Alliant à l’élégance de plume, un sens de la formule et de la narration savamment dosée , Monique Marigny nous « offre le rêve d [‘un] Marigny [qui] « rêvait haut, rêvait grand. »
Une lecture recommandée.
Apolline Elter
Le rêve de Marigny, Monique Demagny, roman, JC Lattès, avril 2012, 342 pp, 19 €
Billet de faveur
« Ces gens-là me regarderont toujours du haut de leur arbre généalogique avec une condescendance que je ne suis pas près de tolérer »
AE : Monique Demagny, l’origine roturière d’Abel Poisson et l’orgueil dont il faisait montre, ont-ils été le moteur des réalisations grandioses qu’on lui doit. Avait-il quelque chose à (se) prouver, sans droit à l’erreur ?
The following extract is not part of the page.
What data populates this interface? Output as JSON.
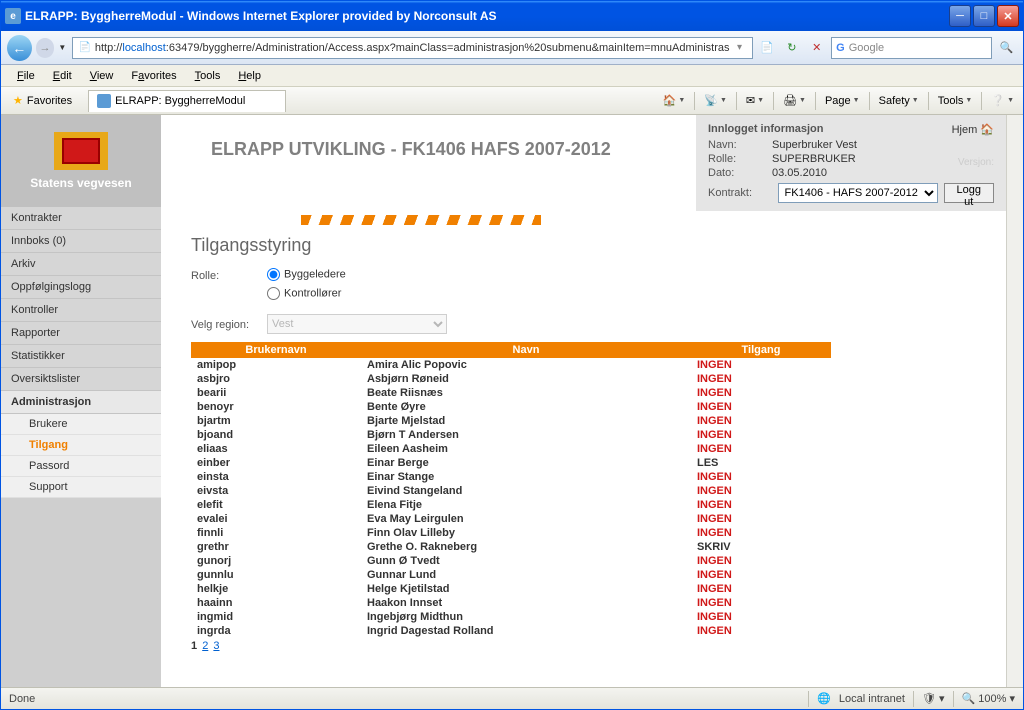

Monique Demagny : Il ne fait aucun doute que le jeune Abel Poisson avait une revanche à prendre. C’était dans son jeune âge un écorché vif, cruellement blessé par les railleries de mauvais goût dont il était l’objet. Quand il prend sa charge il n’a pas plus de peur que de fausse modestie. Il sait qu’il peut assumer. Il s’y est préparé par le voyage d’Italie sous la conduite de deux mentors remarquables. Il a les clés, et une solide ambition, mais il a tout autant conscience qu’il n’a aucun droit à l’erreur. Toute la cour attend sa chute, il n’a pas d’autre choix que de s’imposer. Il doit frapper fort et haut. Le défi s’impose, vis-à-vis des autres et, effectivement de lui-même. Si vous ajoutez à cela l’enthousiasme d’un jeune homme impétueux décidé à bousculer un peu les vieilles gloires et à initier un art « moderne »….
AE : Pour rédiger cette biographie, vous vous basez, entre autres, sur la correspondance de Madame de Pompadour et de son frère. Comment se présente-t-elle ? Révèle-t-elle la tendresse de leurs relations ? J’imagine qu’elle a été une précieuse voie de compréhension.
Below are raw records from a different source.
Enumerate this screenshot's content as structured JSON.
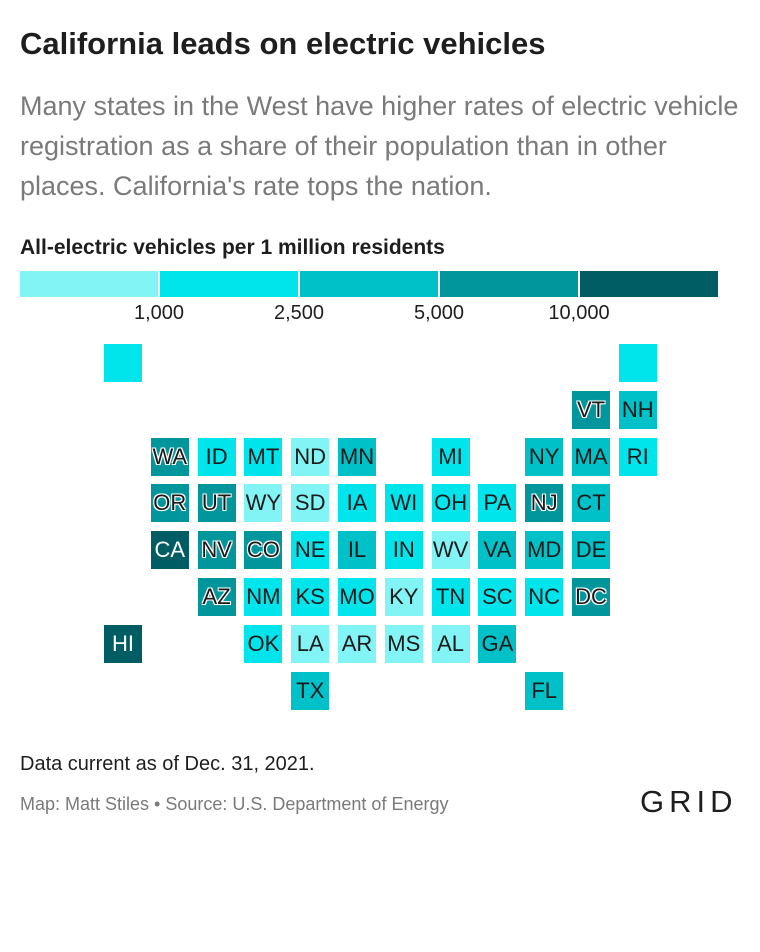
{
  "header": {
    "title": "California leads on electric vehicles",
    "subtitle": "Many states in the West have higher rates of electric vehicle registration as a share of their population than in other places. California's rate tops the nation."
  },
  "legend": {
    "title": "All-electric vehicles per 1 million residents",
    "ticks": [
      "1,000",
      "2,500",
      "5,000",
      "10,000"
    ],
    "colors": [
      "#82f4f6",
      "#00e4ec",
      "#00c1c8",
      "#00969c",
      "#005d63"
    ]
  },
  "map": {
    "tiles": [
      {
        "state": "",
        "col": 0,
        "row": 0,
        "bin": 1
      },
      {
        "state": "",
        "col": 11,
        "row": 0,
        "bin": 1
      },
      {
        "state": "VT",
        "col": 10,
        "row": 1,
        "bin": 3
      },
      {
        "state": "NH",
        "col": 11,
        "row": 1,
        "bin": 2
      },
      {
        "state": "WA",
        "col": 1,
        "row": 2,
        "bin": 3
      },
      {
        "state": "ID",
        "col": 2,
        "row": 2,
        "bin": 1
      },
      {
        "state": "MT",
        "col": 3,
        "row": 2,
        "bin": 1
      },
      {
        "state": "ND",
        "col": 4,
        "row": 2,
        "bin": 0
      },
      {
        "state": "MN",
        "col": 5,
        "row": 2,
        "bin": 2
      },
      {
        "state": "MI",
        "col": 7,
        "row": 2,
        "bin": 1
      },
      {
        "state": "NY",
        "col": 9,
        "row": 2,
        "bin": 2
      },
      {
        "state": "MA",
        "col": 10,
        "row": 2,
        "bin": 2
      },
      {
        "state": "RI",
        "col": 11,
        "row": 2,
        "bin": 1
      },
      {
        "state": "OR",
        "col": 1,
        "row": 3,
        "bin": 3
      },
      {
        "state": "UT",
        "col": 2,
        "row": 3,
        "bin": 3
      },
      {
        "state": "WY",
        "col": 3,
        "row": 3,
        "bin": 0
      },
      {
        "state": "SD",
        "col": 4,
        "row": 3,
        "bin": 0
      },
      {
        "state": "IA",
        "col": 5,
        "row": 3,
        "bin": 1
      },
      {
        "state": "WI",
        "col": 6,
        "row": 3,
        "bin": 1
      },
      {
        "state": "OH",
        "col": 7,
        "row": 3,
        "bin": 1
      },
      {
        "state": "PA",
        "col": 8,
        "row": 3,
        "bin": 1
      },
      {
        "state": "NJ",
        "col": 9,
        "row": 3,
        "bin": 3
      },
      {
        "state": "CT",
        "col": 10,
        "row": 3,
        "bin": 2
      },
      {
        "state": "CA",
        "col": 1,
        "row": 4,
        "bin": 4
      },
      {
        "state": "NV",
        "col": 2,
        "row": 4,
        "bin": 3
      },
      {
        "state": "CO",
        "col": 3,
        "row": 4,
        "bin": 3
      },
      {
        "state": "NE",
        "col": 4,
        "row": 4,
        "bin": 1
      },
      {
        "state": "IL",
        "col": 5,
        "row": 4,
        "bin": 2
      },
      {
        "state": "IN",
        "col": 6,
        "row": 4,
        "bin": 1
      },
      {
        "state": "WV",
        "col": 7,
        "row": 4,
        "bin": 0
      },
      {
        "state": "VA",
        "col": 8,
        "row": 4,
        "bin": 2
      },
      {
        "state": "MD",
        "col": 9,
        "row": 4,
        "bin": 2
      },
      {
        "state": "DE",
        "col": 10,
        "row": 4,
        "bin": 2
      },
      {
        "state": "AZ",
        "col": 2,
        "row": 5,
        "bin": 3
      },
      {
        "state": "NM",
        "col": 3,
        "row": 5,
        "bin": 1
      },
      {
        "state": "KS",
        "col": 4,
        "row": 5,
        "bin": 1
      },
      {
        "state": "MO",
        "col": 5,
        "row": 5,
        "bin": 1
      },
      {
        "state": "KY",
        "col": 6,
        "row": 5,
        "bin": 0
      },
      {
        "state": "TN",
        "col": 7,
        "row": 5,
        "bin": 1
      },
      {
        "state": "SC",
        "col": 8,
        "row": 5,
        "bin": 1
      },
      {
        "state": "NC",
        "col": 9,
        "row": 5,
        "bin": 1
      },
      {
        "state": "DC",
        "col": 10,
        "row": 5,
        "bin": 3
      },
      {
        "state": "HI",
        "col": 0,
        "row": 6,
        "bin": 4
      },
      {
        "state": "OK",
        "col": 3,
        "row": 6,
        "bin": 1
      },
      {
        "state": "LA",
        "col": 4,
        "row": 6,
        "bin": 0
      },
      {
        "state": "AR",
        "col": 5,
        "row": 6,
        "bin": 0
      },
      {
        "state": "MS",
        "col": 6,
        "row": 6,
        "bin": 0
      },
      {
        "state": "AL",
        "col": 7,
        "row": 6,
        "bin": 0
      },
      {
        "state": "GA",
        "col": 8,
        "row": 6,
        "bin": 2
      },
      {
        "state": "TX",
        "col": 4,
        "row": 7,
        "bin": 2
      },
      {
        "state": "FL",
        "col": 9,
        "row": 7,
        "bin": 2
      }
    ]
  },
  "footer": {
    "note": "Data current as of Dec. 31, 2021.",
    "credit": "Map: Matt Stiles • Source: U.S. Department of Energy",
    "logo": "GRID"
  }
}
Monique Demagny : Effectivement la correspondance de la marquise de Pompadour et de son frère a été une source précieuse pour mon travail. Cette correspondance est une correspondance privée. Et c’est ce qui fait toute sa valeur. Abel raconte son voyage à Jeanne, ses découvertes, ses enthousiasmes, son bonheur, et Jeanne, fidèle à son rôle, avec le sens du devoir qui ne la quitte jamais, distille ses conseils, rappelle inlassablement les règles du jeu. Les détails du périple italien, Jeanne les connaît déjà. Les ambassadeurs du roi de France dans toutes les principautés d’Italie ont déjà fait leur rapport. Parfois, fière du « cher bonhomme » elle se laisse aller à un compliment, vite tempéré par une recommandation, une mise en garde. C’est intime, c’est vivant, la tendresse inonde les lettres.
AE : Demagny / Marigny…vos patronymes se ressemblent…..D’où vous est venue l’envie de rédiger la biographie de Marigny ?
Monique Demagny : Il ne s’agit là que d’un hasard de consonances ! Ce livre a son origine dans une conversation avec une amie libraire, ancienne élève de l’Ecole du Louvre, qui admire Marigny et se désolait que personne ne lui ait consacré un ouvrage depuis l’excellent opuscule d’Alfred Marquiset qui date de 1918. Lancée sur la piste, je me suis passionnée.